In the end, just as Orwell was able to appreciate the ‘serious point’ in That Hideous Strength, despite his distaste for its supernatural ingredients, it is hoped that it has been demonstrated that this book is indeed an excellent counterpart to The Abolition of Man.  Finally, it was myth that would eventually bridge the gap between Christian truth and a “glib and shallow rationalism” that had hindered Lewis’s own acceptance of Christ’s atoning work on the cross. This might account for his inclusion of the mythic and cosmological elements in the Ransom Trilogy.  Just as he found a correspondence in the tales of the dying and rising gods of the pagans with the Gospel of Christ, he believed that “the characters of the planets, as conceived by medieval astrology, seem … to have a permanent value as spiritual symbols.”[9]  Lewis could be offering all of these mythic elements as the medicine to heal the wounds created by the basilisks of modernism – a cosmological picture teeming with imagination, beauty, and truth.  It is the music of spheres, not noise, that Lewis attempted to capture in his Ransom Trilogy and this stands in stark contrast to the meaningless babble at Belbury.

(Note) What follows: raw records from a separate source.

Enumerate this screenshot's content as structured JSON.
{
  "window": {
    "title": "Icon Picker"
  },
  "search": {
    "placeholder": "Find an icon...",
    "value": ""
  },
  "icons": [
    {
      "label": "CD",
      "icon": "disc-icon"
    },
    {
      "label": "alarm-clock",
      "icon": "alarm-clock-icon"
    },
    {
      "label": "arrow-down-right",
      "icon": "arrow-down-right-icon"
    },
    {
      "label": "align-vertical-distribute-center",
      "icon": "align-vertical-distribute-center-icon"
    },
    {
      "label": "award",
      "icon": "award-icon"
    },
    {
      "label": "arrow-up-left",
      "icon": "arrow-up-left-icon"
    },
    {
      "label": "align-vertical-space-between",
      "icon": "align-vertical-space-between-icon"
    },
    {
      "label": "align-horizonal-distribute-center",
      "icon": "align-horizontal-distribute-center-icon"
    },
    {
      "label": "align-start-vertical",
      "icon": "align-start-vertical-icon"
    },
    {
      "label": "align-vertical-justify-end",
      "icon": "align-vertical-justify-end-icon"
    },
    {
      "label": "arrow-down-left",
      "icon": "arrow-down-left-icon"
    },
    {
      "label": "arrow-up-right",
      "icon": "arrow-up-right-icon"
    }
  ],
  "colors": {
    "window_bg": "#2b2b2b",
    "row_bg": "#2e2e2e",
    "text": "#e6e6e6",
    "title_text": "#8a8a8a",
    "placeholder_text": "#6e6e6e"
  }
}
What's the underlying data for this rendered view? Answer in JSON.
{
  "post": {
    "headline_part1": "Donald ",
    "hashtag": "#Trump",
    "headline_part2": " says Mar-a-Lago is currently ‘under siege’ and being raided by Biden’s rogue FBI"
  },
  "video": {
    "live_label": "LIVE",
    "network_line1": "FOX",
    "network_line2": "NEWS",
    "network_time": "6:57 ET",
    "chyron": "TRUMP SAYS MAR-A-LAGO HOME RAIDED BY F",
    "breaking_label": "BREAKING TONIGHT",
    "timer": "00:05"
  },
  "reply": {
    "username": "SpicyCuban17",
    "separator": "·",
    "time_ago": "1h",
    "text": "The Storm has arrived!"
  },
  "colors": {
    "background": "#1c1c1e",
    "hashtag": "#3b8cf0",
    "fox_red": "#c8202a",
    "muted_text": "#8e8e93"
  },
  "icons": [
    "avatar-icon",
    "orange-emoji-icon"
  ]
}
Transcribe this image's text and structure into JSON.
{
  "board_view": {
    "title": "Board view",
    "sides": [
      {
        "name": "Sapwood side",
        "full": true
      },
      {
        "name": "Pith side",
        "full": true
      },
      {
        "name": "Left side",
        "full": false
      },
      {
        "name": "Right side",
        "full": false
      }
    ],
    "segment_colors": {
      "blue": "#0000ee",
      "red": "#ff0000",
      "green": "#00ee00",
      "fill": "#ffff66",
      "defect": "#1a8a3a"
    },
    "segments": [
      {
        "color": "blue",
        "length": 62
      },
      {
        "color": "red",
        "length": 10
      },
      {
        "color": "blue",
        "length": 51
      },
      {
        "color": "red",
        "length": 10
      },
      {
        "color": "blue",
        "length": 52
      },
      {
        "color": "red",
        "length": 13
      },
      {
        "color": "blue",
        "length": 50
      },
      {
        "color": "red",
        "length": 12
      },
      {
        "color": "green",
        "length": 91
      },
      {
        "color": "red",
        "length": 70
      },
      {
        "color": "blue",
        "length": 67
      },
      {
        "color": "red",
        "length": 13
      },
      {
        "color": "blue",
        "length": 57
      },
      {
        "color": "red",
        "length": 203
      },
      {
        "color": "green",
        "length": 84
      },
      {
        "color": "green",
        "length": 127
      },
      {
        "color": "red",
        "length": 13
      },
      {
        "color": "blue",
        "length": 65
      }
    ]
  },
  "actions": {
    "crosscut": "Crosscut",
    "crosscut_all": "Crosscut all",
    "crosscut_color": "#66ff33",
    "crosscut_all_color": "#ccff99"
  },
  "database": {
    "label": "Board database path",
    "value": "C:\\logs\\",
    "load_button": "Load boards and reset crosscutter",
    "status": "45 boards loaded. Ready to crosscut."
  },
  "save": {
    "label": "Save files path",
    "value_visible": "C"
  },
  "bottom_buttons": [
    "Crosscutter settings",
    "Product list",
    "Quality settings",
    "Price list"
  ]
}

Part One: Gaius and Titius – The Fellows at Bracton College

Part Two:  The Pupils – Jane and Mark and the Abolition of Marriage

Part Three: The Innovators – The Progressive Element and the N.I.C.E. and The Conditioners – Wither, Frost, and the Macrobes

Notes:

[1] George Orwell, “The Scientists Take Over,”Manchester Evening News, 16 August 1945. Reprinted in The Complete Works of George Orwell, ed. Peter Davison, Vol. XVII (1998), No. 2720 (first half), pp. 250–251, first accessed September 28, 2016, http://lewisiana.nl/orwell/.

[2] Ibid.

[3] C.S. Lewis, The Abolition of Man, 91.

[4] Ibid.

[5] Ibid.

[6] C.S. Lewis, That Hideous Strength, 258.

[7] Ibid., 358.

[8] C.S. Lewis, The Abolition of Man, 89.

[9] Michael Ward, Planet Narnia, (New York: Oxford University Press, 2008), 30-33.